Last summer, I decided to try something different – a little bit of an adult kick, if you will. I spotted packaged, dried mandarin oranges at Trader Joe’s; they were too sweet for me to enjoy snacking on them, but I got it in my head that they might work well in a cookie. To extract the orange flavor and sweetness a bit more, I chopped the oranges and soaked them in a few tablespoons of vodka. The resulting orange-vodka flavor was subtle but pleasant. If you would like to substitute another dried fruit for the mandarins, go ahead; the possibilities are endless – pineapple soaked in rum with white chocolate or butterscotch chips instead of the dark chocolate or blueberries in vanilla vodka, for starters. Whichever variation you prefer, I believe you’ll find this to be the best chocolate chip cookie dough you’ve tasted – it may be hard to save enough for baking, but if you do, the baked cookies are just as good!

Oatmeal chocolate chunk cookies with vodka-spiked mandarins

  • Servings: 3 dozen
  • Difficulty: Easy
  • Print

Ingredients:

  • 1/2 c. (1 stick) salted butter, room temperature
  • 1/2 c. granulated sugar
  • 1/2 c. light brown sugar
  • 1 egg
  • 1 tsp. vanilla extract
  • 1/2 tsp. almond extract (optional)
  • 1/2 tsp. salt
  • 1 tsp. baking soda (sodium carbonate)
  • 1 1/4 c. all-purpose flour
  • 1 c. chopped, dried mandarin oranges
  • 2 tbsp. vodka
  • 1 1/2 c. whole rolled oats (not quick-cooking)
  • 1 c. dark chocolate chunks or chips

In a small dish, steep dried mandarin oranges in the vodka, covered, for about two hours.

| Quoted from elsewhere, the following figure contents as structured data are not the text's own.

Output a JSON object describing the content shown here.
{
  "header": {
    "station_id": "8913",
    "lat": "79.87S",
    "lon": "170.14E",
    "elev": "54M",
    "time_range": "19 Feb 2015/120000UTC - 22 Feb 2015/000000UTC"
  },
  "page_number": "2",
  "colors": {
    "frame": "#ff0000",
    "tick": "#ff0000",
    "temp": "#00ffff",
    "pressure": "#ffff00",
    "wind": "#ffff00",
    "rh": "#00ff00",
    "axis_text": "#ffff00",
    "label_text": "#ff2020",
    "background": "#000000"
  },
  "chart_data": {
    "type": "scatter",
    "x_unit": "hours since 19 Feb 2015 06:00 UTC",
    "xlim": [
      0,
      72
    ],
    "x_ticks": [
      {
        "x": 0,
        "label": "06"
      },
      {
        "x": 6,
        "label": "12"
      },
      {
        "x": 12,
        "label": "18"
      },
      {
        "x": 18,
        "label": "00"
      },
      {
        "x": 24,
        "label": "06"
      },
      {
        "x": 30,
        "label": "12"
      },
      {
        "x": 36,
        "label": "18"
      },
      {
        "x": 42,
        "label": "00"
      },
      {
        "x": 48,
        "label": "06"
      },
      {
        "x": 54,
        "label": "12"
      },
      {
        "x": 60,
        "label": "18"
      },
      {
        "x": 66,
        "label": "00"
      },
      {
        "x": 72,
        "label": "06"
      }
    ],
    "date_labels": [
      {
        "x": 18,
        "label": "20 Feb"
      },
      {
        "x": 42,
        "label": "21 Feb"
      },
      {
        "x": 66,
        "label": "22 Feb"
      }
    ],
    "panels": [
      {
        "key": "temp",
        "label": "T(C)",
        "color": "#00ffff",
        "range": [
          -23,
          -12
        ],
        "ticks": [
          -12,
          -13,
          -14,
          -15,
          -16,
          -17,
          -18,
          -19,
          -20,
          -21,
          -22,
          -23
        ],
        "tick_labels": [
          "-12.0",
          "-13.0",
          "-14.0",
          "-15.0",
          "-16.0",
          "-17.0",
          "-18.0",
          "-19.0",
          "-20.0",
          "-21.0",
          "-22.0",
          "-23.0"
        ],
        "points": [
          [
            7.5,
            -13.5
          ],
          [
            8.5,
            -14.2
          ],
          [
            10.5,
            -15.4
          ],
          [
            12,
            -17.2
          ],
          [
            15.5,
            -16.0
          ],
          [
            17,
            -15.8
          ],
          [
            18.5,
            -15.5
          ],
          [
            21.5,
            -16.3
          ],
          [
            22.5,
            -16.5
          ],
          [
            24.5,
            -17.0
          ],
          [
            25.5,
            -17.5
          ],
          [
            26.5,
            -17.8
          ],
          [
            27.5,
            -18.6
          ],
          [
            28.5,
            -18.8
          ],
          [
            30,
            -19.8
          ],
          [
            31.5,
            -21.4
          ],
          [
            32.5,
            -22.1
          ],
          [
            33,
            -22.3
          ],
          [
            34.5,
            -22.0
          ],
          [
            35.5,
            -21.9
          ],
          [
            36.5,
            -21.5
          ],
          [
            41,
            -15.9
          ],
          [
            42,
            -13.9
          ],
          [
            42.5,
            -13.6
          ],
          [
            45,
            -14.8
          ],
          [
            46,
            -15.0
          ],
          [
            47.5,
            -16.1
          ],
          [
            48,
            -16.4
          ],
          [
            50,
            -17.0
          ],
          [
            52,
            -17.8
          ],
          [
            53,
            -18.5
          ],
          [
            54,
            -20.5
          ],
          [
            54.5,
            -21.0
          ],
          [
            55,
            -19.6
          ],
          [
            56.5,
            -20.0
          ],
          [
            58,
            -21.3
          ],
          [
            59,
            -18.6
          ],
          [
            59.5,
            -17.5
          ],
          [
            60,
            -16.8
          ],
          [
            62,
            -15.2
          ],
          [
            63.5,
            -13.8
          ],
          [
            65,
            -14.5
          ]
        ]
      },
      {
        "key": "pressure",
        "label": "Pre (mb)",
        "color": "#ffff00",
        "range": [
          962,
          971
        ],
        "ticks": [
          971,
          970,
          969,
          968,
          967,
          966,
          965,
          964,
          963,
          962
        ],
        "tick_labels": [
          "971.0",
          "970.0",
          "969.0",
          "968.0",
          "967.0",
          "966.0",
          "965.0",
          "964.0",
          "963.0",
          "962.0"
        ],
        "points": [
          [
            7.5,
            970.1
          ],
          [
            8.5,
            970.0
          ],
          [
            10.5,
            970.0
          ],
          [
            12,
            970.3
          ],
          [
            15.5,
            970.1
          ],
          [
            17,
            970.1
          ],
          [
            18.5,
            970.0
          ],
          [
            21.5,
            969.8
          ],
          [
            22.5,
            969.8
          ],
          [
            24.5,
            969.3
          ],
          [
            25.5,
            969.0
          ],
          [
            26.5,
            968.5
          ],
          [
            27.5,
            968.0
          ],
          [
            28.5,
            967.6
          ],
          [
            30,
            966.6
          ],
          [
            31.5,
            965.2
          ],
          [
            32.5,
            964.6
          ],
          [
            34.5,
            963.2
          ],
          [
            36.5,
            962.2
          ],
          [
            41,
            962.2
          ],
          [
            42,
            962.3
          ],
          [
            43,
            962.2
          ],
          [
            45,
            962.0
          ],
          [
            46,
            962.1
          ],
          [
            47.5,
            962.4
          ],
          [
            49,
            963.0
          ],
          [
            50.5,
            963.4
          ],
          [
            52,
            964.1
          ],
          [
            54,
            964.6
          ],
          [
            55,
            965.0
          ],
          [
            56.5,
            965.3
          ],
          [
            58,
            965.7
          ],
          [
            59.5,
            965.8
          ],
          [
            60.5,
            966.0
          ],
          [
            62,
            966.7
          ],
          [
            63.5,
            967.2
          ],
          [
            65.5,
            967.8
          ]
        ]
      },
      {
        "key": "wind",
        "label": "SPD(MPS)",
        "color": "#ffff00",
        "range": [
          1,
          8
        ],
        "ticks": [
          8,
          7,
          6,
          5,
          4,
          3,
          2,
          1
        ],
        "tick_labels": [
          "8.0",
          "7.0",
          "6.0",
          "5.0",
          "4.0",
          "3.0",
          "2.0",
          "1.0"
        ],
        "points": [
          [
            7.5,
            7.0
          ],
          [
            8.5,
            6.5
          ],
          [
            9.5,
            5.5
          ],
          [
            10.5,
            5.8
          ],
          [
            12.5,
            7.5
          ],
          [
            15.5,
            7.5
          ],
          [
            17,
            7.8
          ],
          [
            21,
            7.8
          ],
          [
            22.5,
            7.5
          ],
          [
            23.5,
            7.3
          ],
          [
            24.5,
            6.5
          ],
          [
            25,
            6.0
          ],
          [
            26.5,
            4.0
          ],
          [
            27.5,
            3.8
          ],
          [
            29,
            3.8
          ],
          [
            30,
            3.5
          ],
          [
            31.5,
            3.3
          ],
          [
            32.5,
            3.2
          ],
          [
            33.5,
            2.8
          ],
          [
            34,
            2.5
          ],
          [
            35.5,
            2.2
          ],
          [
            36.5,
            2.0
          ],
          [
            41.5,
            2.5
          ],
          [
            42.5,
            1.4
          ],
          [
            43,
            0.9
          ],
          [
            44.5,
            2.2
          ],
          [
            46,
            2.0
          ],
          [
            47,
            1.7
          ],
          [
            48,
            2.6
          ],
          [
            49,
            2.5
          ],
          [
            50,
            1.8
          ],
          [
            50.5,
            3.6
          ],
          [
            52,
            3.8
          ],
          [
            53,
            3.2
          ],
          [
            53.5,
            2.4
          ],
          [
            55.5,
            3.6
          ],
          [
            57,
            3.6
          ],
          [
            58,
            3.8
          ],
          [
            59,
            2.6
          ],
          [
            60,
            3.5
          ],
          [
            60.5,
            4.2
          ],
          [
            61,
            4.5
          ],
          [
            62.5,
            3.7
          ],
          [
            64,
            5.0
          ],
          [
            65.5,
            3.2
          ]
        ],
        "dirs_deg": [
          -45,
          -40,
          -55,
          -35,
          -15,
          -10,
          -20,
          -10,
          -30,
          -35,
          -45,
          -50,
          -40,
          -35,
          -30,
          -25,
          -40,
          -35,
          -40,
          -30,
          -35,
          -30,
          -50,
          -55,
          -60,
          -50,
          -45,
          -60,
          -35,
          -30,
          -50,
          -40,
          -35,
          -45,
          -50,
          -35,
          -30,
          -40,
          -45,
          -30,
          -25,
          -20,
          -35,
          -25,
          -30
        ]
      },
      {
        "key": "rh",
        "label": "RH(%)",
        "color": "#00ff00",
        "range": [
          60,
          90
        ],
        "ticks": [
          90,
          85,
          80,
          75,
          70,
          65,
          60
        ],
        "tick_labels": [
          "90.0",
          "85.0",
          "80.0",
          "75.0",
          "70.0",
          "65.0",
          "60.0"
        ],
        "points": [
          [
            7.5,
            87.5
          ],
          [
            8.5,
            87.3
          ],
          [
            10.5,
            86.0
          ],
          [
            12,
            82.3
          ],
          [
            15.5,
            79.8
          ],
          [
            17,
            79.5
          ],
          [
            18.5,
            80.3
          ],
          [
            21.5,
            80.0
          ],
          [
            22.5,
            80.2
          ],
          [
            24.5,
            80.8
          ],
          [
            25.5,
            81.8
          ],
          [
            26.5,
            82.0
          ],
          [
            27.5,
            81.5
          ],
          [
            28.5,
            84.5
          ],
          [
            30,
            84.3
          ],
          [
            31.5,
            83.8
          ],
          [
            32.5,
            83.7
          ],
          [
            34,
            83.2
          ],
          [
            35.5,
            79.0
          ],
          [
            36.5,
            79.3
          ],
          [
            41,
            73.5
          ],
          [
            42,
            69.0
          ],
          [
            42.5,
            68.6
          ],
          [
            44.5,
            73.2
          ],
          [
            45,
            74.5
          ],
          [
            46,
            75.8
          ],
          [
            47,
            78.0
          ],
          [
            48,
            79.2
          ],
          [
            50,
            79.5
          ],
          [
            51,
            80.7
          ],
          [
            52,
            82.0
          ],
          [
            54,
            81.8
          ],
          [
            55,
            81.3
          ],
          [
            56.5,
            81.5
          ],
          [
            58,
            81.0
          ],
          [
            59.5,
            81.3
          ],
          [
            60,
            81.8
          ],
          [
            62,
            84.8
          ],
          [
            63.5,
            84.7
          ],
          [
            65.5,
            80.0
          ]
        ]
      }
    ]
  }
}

Preheat oven to 365 degrees Fahrenheit.

In a large mixing bowl, cream the butter until fluffy. Beat in both sugars by hand. Add egg and continue to beat briskly by hand – no electric mixer needed. Mix in the vanilla, almond extract, salt, baking soda, and flour. Add in the oranges and up to 1 tbsp of vodka remaining after evaporation. Fold in the oats and chocolate chunks. Chill for about 20 minutes or until pliable. Roll into 1 1/2 inch spheres and arrange on a baking sheet with ample spacing. Bake for 8-10 minutes on 365 degrees.